A estação estava às escuras. Deve ter sido uma queda de energia no bairro, pensou ela. Todavia, mal pode pensar outra coisa: o trem passou direto pela última estação e parou bem adiante, noutro corredor sem luz.

Agora já era demais. O homem levantou-se e tentou espiar pela janela. Ela, ofegante, prestava atenção a cada movimento dele, que se voltou e a encarou. É, agora não há mais saída... Sua seriedade assustou-a ainda mais. Ela tentava disfarçar o nervosismo; era impossível. Foi quando ele fez um gesto de quem diria algo e:

- Senhores passageiros, desculpem-nos o transtorno. Assim que se normalizar o fornecimento de energia elétrica, os senhores poderão desembarcar.

A voz metálica do auto-falante. No mínimo, deveria haver outro condutor no último vagão, que movimentaria o trem no sentido contrário, de volta à plataforma. Se precisasse, seria só correr e bater na cabine fechada. Enquanto isso, à meia-luz, o homem tentava ver as horas. Olhou mais uma vez para ela e as luzes foram totalmente acesas. O trem pôs-se de volta a caminho da estação.
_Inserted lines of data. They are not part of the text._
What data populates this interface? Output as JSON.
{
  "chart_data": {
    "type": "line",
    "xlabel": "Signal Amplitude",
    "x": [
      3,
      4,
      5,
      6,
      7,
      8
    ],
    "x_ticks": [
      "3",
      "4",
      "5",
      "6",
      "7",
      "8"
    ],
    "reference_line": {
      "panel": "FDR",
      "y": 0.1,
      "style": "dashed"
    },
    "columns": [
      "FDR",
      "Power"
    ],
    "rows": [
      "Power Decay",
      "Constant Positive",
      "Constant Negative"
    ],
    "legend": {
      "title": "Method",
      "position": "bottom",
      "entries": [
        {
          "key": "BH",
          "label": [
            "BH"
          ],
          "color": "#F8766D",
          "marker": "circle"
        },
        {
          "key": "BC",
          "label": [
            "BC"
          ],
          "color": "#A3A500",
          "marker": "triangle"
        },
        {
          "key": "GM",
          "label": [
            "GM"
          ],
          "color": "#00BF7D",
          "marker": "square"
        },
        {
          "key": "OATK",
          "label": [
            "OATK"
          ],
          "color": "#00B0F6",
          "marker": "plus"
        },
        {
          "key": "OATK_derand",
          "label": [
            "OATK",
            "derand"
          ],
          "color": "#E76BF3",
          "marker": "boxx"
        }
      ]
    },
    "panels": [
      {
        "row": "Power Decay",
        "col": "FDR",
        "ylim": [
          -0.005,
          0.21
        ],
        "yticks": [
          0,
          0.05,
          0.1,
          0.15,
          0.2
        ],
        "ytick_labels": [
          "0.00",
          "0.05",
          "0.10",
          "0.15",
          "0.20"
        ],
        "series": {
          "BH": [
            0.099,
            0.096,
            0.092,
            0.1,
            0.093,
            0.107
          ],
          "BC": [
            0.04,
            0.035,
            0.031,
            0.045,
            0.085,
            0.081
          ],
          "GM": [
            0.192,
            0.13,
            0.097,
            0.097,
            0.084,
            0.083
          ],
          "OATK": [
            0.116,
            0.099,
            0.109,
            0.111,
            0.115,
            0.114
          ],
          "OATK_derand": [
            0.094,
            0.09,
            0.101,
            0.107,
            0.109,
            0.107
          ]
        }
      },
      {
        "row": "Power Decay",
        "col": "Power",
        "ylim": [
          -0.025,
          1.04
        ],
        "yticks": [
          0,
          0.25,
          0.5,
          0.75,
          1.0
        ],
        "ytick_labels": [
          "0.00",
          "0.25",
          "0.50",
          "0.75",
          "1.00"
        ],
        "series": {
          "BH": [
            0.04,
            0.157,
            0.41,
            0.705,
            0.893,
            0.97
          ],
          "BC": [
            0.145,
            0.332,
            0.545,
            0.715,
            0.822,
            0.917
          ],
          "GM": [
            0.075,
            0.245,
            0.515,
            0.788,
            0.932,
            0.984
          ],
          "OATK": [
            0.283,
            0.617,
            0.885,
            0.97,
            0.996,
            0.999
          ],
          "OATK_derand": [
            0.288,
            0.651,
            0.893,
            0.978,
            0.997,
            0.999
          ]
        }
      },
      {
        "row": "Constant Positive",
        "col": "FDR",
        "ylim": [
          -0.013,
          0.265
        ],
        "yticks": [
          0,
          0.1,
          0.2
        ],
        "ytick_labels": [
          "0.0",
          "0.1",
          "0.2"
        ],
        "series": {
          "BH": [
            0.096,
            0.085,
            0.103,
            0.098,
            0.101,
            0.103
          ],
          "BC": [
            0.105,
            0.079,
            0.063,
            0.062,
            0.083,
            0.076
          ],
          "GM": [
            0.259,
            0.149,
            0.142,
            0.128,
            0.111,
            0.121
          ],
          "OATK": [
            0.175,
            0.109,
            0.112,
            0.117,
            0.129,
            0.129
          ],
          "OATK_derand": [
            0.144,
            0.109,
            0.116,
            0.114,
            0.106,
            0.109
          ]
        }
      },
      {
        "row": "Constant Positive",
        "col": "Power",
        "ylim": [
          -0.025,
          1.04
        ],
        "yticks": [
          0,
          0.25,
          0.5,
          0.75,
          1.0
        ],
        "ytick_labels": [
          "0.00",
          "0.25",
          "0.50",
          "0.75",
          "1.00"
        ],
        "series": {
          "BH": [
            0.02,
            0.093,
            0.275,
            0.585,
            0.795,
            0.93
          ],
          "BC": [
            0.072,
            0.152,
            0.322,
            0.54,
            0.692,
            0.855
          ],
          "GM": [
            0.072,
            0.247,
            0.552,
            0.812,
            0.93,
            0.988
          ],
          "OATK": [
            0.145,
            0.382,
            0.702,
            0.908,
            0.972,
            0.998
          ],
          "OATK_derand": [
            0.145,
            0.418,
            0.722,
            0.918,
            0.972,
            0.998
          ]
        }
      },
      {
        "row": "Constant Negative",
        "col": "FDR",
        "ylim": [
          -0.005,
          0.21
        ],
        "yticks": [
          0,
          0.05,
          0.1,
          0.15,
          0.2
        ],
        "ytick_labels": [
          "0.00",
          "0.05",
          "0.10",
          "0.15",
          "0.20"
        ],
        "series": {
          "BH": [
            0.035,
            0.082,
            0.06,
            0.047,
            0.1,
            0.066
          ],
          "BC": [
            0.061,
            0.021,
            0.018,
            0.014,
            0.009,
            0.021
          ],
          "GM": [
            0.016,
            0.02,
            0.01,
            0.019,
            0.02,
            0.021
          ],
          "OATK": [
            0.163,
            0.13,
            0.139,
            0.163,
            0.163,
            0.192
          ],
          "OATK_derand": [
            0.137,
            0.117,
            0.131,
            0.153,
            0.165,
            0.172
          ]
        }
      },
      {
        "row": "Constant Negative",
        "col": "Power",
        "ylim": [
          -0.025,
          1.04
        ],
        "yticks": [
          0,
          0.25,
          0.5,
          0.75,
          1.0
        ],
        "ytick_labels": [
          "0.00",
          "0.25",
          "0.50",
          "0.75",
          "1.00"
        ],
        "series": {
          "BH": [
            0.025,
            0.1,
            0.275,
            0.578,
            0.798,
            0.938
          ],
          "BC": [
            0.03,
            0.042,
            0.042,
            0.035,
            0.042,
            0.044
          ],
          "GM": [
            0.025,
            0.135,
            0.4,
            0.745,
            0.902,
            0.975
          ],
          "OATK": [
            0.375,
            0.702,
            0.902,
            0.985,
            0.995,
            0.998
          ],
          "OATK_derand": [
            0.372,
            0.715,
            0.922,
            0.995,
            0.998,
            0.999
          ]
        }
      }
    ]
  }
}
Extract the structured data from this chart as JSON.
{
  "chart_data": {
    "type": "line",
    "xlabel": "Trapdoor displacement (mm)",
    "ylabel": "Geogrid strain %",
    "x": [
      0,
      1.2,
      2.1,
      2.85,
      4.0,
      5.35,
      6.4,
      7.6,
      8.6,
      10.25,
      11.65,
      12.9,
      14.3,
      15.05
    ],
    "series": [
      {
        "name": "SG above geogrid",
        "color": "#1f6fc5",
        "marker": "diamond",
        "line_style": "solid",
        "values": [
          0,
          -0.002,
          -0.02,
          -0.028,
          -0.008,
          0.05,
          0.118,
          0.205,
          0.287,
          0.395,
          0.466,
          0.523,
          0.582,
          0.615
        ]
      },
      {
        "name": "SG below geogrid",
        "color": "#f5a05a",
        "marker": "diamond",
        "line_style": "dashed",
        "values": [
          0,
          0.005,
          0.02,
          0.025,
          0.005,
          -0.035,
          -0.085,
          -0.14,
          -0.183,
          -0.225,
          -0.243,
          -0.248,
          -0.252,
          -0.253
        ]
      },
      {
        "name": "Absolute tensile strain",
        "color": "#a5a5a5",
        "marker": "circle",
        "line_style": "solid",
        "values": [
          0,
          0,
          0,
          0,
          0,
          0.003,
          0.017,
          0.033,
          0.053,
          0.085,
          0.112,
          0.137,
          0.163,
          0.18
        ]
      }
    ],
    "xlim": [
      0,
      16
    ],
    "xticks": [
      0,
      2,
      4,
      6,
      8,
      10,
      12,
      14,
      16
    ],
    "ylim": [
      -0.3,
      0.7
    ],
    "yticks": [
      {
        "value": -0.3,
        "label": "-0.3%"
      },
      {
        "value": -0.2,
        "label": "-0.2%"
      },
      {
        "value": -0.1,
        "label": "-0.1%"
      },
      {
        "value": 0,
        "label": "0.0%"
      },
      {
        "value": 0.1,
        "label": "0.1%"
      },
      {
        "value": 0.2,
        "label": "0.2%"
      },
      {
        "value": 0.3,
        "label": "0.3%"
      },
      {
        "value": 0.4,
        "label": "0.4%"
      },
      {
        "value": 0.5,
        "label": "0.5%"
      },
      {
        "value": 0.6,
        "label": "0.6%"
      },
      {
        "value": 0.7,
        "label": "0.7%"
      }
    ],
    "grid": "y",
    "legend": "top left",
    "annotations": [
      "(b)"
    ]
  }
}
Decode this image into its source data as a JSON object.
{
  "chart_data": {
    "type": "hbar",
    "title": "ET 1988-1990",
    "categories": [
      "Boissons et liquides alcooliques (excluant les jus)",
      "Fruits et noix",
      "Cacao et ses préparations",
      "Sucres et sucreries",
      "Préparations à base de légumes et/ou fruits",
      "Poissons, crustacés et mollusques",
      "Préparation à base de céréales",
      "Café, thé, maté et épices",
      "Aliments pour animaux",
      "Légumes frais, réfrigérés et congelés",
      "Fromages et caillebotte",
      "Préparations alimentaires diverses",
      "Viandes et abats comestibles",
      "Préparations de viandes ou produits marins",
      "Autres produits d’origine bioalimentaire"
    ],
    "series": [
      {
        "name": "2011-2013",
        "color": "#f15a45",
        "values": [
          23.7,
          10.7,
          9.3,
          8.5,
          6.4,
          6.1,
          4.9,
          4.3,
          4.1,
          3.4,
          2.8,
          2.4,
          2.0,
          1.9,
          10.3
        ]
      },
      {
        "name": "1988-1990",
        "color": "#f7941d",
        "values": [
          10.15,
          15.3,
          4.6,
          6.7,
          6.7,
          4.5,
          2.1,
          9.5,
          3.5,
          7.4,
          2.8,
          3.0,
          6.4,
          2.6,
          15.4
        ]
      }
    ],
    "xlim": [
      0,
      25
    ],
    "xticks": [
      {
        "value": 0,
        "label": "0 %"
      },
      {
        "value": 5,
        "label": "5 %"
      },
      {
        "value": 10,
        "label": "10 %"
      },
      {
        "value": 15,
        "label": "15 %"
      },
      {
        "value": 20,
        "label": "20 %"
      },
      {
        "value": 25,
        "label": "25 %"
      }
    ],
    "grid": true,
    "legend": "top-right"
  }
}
Ela não o esperou parar; levantou-se e dirigiu-se para a porta. Ele havia sentado. Quando as portas se abriram, ela correu e voou pelas escadas rolantes. Havia perdido meia hora.

Contou por cima a história do metrô aos colegas. Ao sair do trabalho, já refeita, resolveu passar em uma livraria para ver as novidades. Estranhou não haver funcionários por perto. Deixando cair um livro, porém, notou que alguém se aproximara para ajudá-la. Sentiu um frio no estômago ao virar-se e ver o homem do metrô. Ela ia dizer algo e clic! Nova queda de energia.

- Parece que temos uma atração pelas trevas, não? - disse ele, enquanto abaixava as portas da loja com controle remoto - possuía um gerador para fazê-lo. E sem que qualquer lâmpada de emergência fosse acesa, nada mais foi ouvido."